Resource management exists in a lot of forms in RPGs. There’s a playstyle often wound around older D&Ds where keeping track of your hardtack and whiskey and lantern oil is of crucial importance. Games that have Health of some kind also have an element of resource management. How do you proceed in a way that minimizes injury? When you have all this stuff bound together, you get more interesting decisions. For example, do you nudge the resolution steps where losing will hurt you, or can you afford to ignore those and instead nudge steps that give you greater rewards than mere survival? If you’re keenly aware that not nudging will hurt you, but need to save your nudges to get treasure, you have a challenging decision.
Story-Making
Narrative games propose a different sort of challenge. When you’re really invested in your character and the story of the game, getting the story to go the way you precisely wish to architect it, is part of the challenge.
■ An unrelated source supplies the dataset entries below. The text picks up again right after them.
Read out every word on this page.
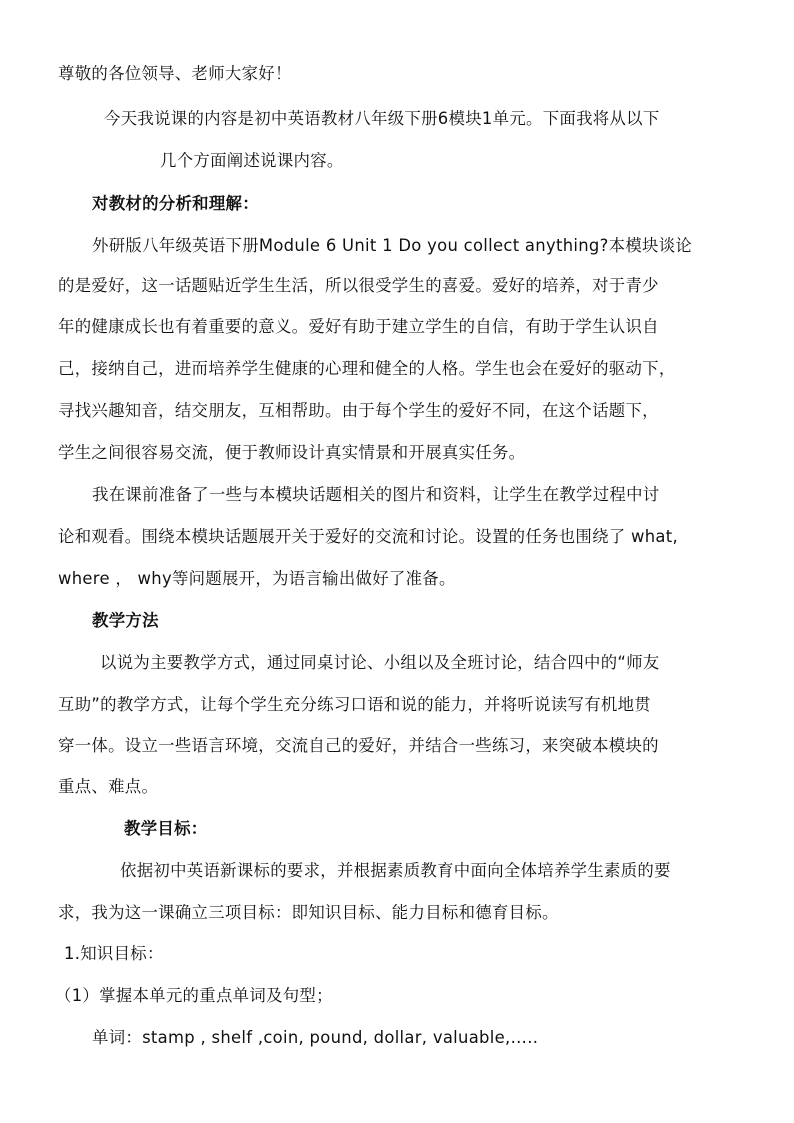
尊敬的各位领导、老师大家好！
今天我说课的内容是初中英语教材八年级下册6模块1单元。下面我将从以下
几个方面阐述说课内容。
对教材的分析和理解：
外研版八年级英语下册Module 6 Unit 1 Do you collect anything?本模块谈论
的是爱好，这一话题贴近学生生活，所以很受学生的喜爱。爱好的培养，对于青少
年的健康成长也有着重要的意义。爱好有助于建立学生的自信，有助于学生认识自
己，接纳自己，进而培养学生健康的心理和健全的人格。学生也会在爱好的驱动下，
寻找兴趣知音，结交朋友，互相帮助。由于每个学生的爱好不同，在这个话题下，
学生之间很容易交流，便于教师设计真实情景和开展真实任务。
我在课前准备了一些与本模块话题相关的图片和资料，让学生在教学过程中讨
论和观看。围绕本模块话题展开关于爱好的交流和讨论。设置的任务也围绕了 what,
where ， why等问题展开，为语言输出做好了准备。
教学方法
以说为主要教学方式，通过同桌讨论、小组以及全班讨论，结合四中的“师友
互助”的教学方式，让每个学生充分练习口语和说的能力，并将听说读写有机地贯
穿一体。设立一些语言环境，交流自己的爱好，并结合一些练习，来突破本模块的
重点、难点。
教学目标：
依据初中英语新课标的要求，并根据素质教育中面向全体培养学生素质的要
求，我为这一课确立三项目标：即知识目标、能力目标和德育目标。
1.知识目标：
（1）掌握本单元的重点单词及句型；
单词：stamp , shelf ,coin, pound, dollar, valuable,…..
Say, if you want to start an in-character romance, then your challenge is in the story events related here, and rules might not apply. You have to find a compatible NPC, have to be enough of a non-douche that everyone doesn’t immediately want to veto your romance subplot, and there’s all kinds of things that can go wrong (such as the typical “the GM kidnapped my character’s family” event) where you have to finagle to get your story. I separate this from player inputs because it’s not often thought of as a challenge.
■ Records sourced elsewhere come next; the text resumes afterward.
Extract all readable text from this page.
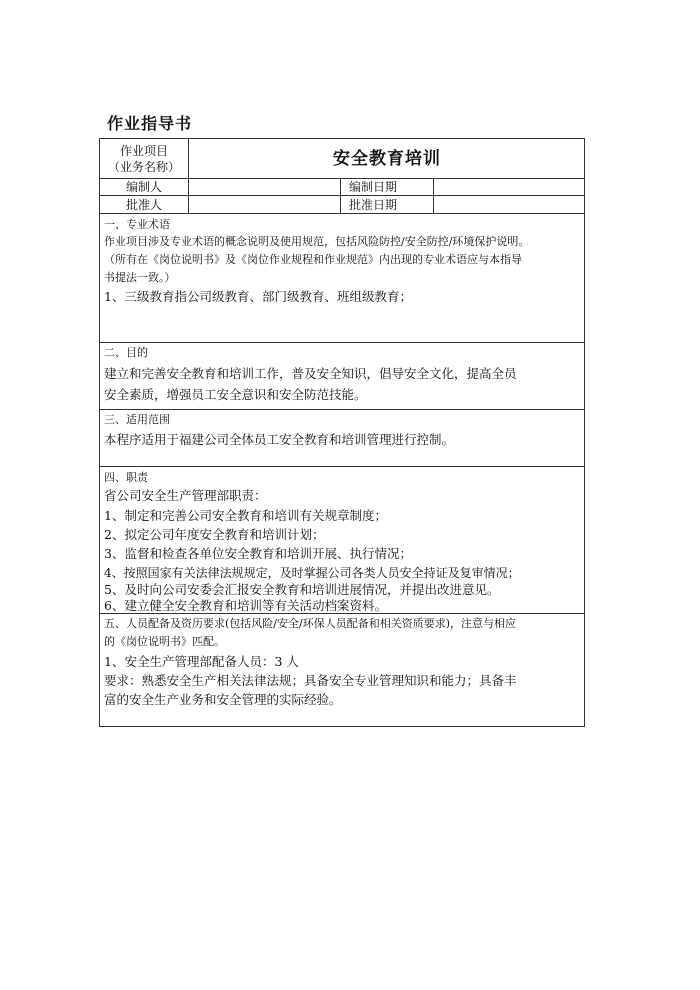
作业指导书
作业项目
（业务名称）	安全教育培训
编制人	编制日期
批准人	批准日期
一、专业术语
作业项目涉及专业术语的概念说明及使用规范，包括风险防控/安全防控/环境保护说明。
（所有在《岗位说明书》及《岗位作业规程和作业规范》内出现的专业术语应与本指导
书提法一致。）
1、三级教育指公司级教育、部门级教育、班组级教育；
二、目的
建立和完善安全教育和培训工作，普及安全知识，倡导安全文化，提高全员
安全素质，增强员工安全意识和安全防范技能。
三、适用范围
本程序适用于福建公司全体员工安全教育和培训管理进行控制。
四、职责
省公司安全生产管理部职责：
1、制定和完善公司安全教育和培训有关规章制度；
2、拟定公司年度安全教育和培训计划；
3、监督和检查各单位安全教育和培训开展、执行情况；
4、按照国家有关法律法规规定，及时掌握公司各类人员安全持证及复审情况；
5、及时向公司安委会汇报安全教育和培训进展情况，并提出改进意见。
6、建立健全安全教育和培训等有关活动档案资料。
五、人员配备及资历要求(包括风险/安全/环保人员配备和相关资质要求)，注意与相应
的《岗位说明书》匹配。
1、安全生产管理部配备人员：3 人
要求：熟悉安全生产相关法律法规；具备安全专业管理知识和能力；具备丰
富的安全生产业务和安全管理的实际经验。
You think of a puzzle or a mystery as a challenge even though in some classic games you might not be interacting with the rules to solve either of them. Everyone has a D&D story where the GM read too many mystery books and then expected them to solve a murder case without rolling any dice, because humans have deduction, it says so in Sherlock Holmes! However there’s also a kind of challenge in instigating a tavern brawl, or keeping a pet, or adopting the orphan you found in the cultist’s hideout. All this stuff can stay firmly out of the rules, and in a lot of games it often does (note to self: write orphan adopting rules), but getting it done is also a process that can be difficult and require some finesse and skill from you.
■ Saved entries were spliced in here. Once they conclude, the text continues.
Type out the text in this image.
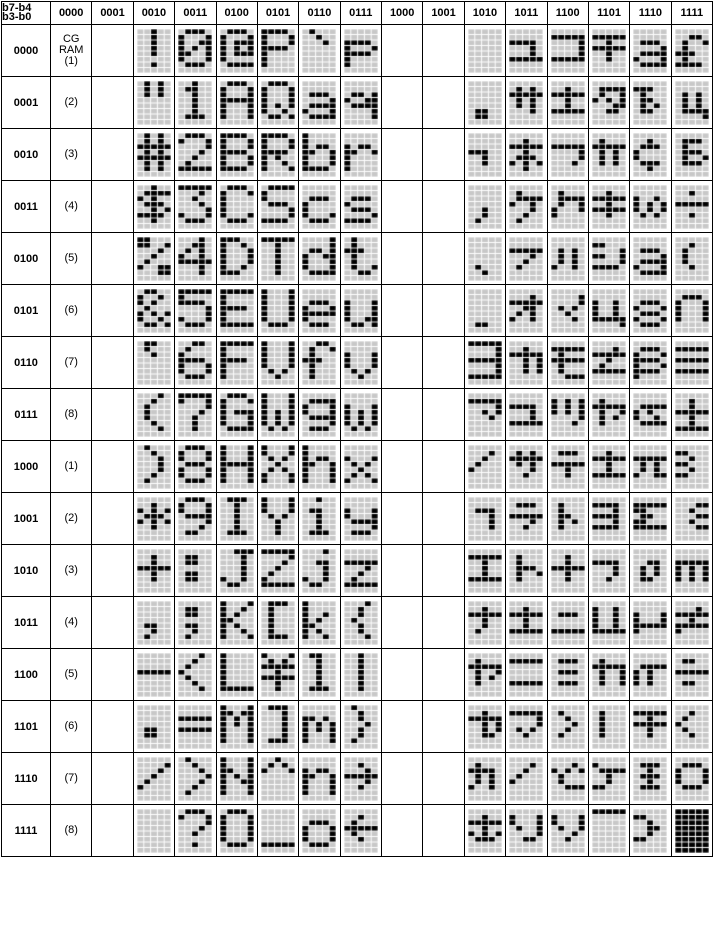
b7-b4
b3-b0	0000	0001	0010	0011	0100	0101	0110	0111	1000	1001	1010	1011	1100	1101	1110	1111
0000	CG
RAM
(1)

0001	(2)

0010	(3)

0011	(4)

0100	(5)

0101	(6)

0110	(7)

0111	(8)

1000	(1)

1001	(2)

1010	(3)

1011	(4)

1100	(5)

1101	(6)

1110	(7)

1111	(8)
Those are the four categories I can think of off the top of my head when I think about what I find challenging in RPGs. It also nicely encapsulates some of the stuff I’m thinking of for my Uttarakuru game. I do want the game to have a conflict, but I also need to evaluate exactly what I feel constitutes a challenge, and how my game does that. I can’t simply and blindly accept traditional modes, because there’s a couple I don’t necessarily find myself comfortable agreeing with.






Pretty interesting stuff here. I’ve recently been having a lot of similar thoughts and I feel that dice have commandeered the game in a lot of ways. Players ask me “what do I roll?” instead of asking themselves how they’re going to approach the situation. The dice are responsible for a large part of their success or failure and there is little in challenge that. Would it make a difference if I rolled for their character instead of them? Nope.
I like dice but I think games need to pull back on them a little bit and experiment with different ways to challenge the player like you’ve hinted at above. Maybe a middle ground or a way to use dice other than determining success.